In Virginia, the effort was spurred by a sterling example of bipartisanship involving Gov. Tim Kaine, House Speaker Bill Howell, R-Stafford, and Sen. Edd Houck, D-Spotsylvania, who persuaded the General Assembly to pony up $5.2 million. This is not necessarily an ask-and-receive allocation, given the power of development interests in Richmond.
Nor was this free money. The state funds needed to be matched 2-1 by individuals and groups such as CWPT and the Central Virginia Battlefield Trust, whose members are contributing generously to meet the funding challenge.
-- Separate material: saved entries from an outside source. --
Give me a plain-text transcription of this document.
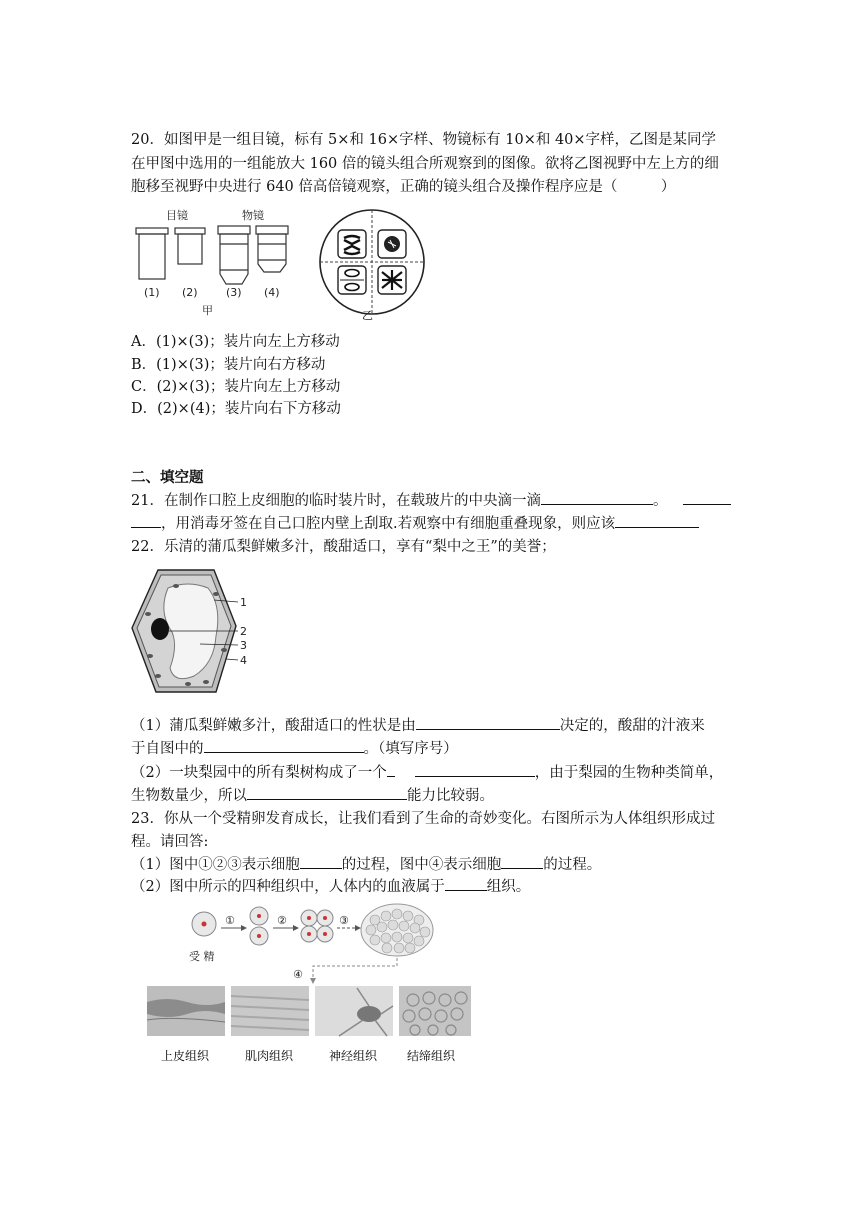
20．如图甲是一组目镜，标有 5×和 16×字样、物镜标有 10×和 40×字样，乙图是某同学
在甲图中选用的一组能放大 160 倍的镜头组合所观察到的图像。欲将乙图视野中左上方的细
胞移至视野中央进行 640 倍高倍镜观察，正确的镜头组合及操作程序应是（　　　）
目镜	物镜
(1) (2)	(3) (4)
甲	乙
A．(1)×(3)；装片向左上方移动
B．(1)×(3)；装片向右方移动
C．(2)×(3)；装片向左上方移动
D．(2)×(4)；装片向右下方移动
二、填空题
21．在制作口腔上皮细胞的临时装片时，在载玻片的中央滴一滴	。
，用消毒牙签在自己口腔内壁上刮取.若观察中有细胞重叠现象，则应该
22．乐清的蒲瓜梨鲜嫩多汁，酸甜适口，享有“梨中之王”的美誉；
1
2
3
4
（1）蒲瓜梨鲜嫩多汁，酸甜适口的性状是由	决定的，酸甜的汁液来
于自图中的	。（填写序号）
（2）一块梨园中的所有梨树构成了一个	，由于梨园的生物种类简单，
生物数量少，所以	能力比较弱。
23．你从一个受精卵发育成长，让我们看到了生命的奇妙变化。右图所示为人体组织形成过
程。请回答:
（1）图中①②③表示细胞	的过程，图中④表示细胞	的过程。
（2）图中所示的四种组织中，人体内的血液属于	组织。
受 精
①	②	③
④
上皮组织	肌肉组织	神经组织 结缔组织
Another refreshing angle to the story is that while the Chancellorsville and Wilderness deals secured only 85 acres and 94 acres, respectively, they represent grounds that were pivotal during each battle.
The Wagner Tract at Chancellorsville, for example, was where the heaviest fighting occurred during Lt. Gen. Thomas J. "Stonewall" Jackson's noted flank attack, which sealed Gen. Robert E. Lee's greatest victory. Its preservation also helps prevent commercial building along that stretch of the State Route 3 corridor.
The Wilderness parcel is where Gen. Ulysses S. Grant and his Union Army turned to advance southward from the crossroads there. The acquisition also affects how neighboring property might or might not be developed.
For those who cherish the meaning of hallowed ground preserved, 2009 was indeed a very good year.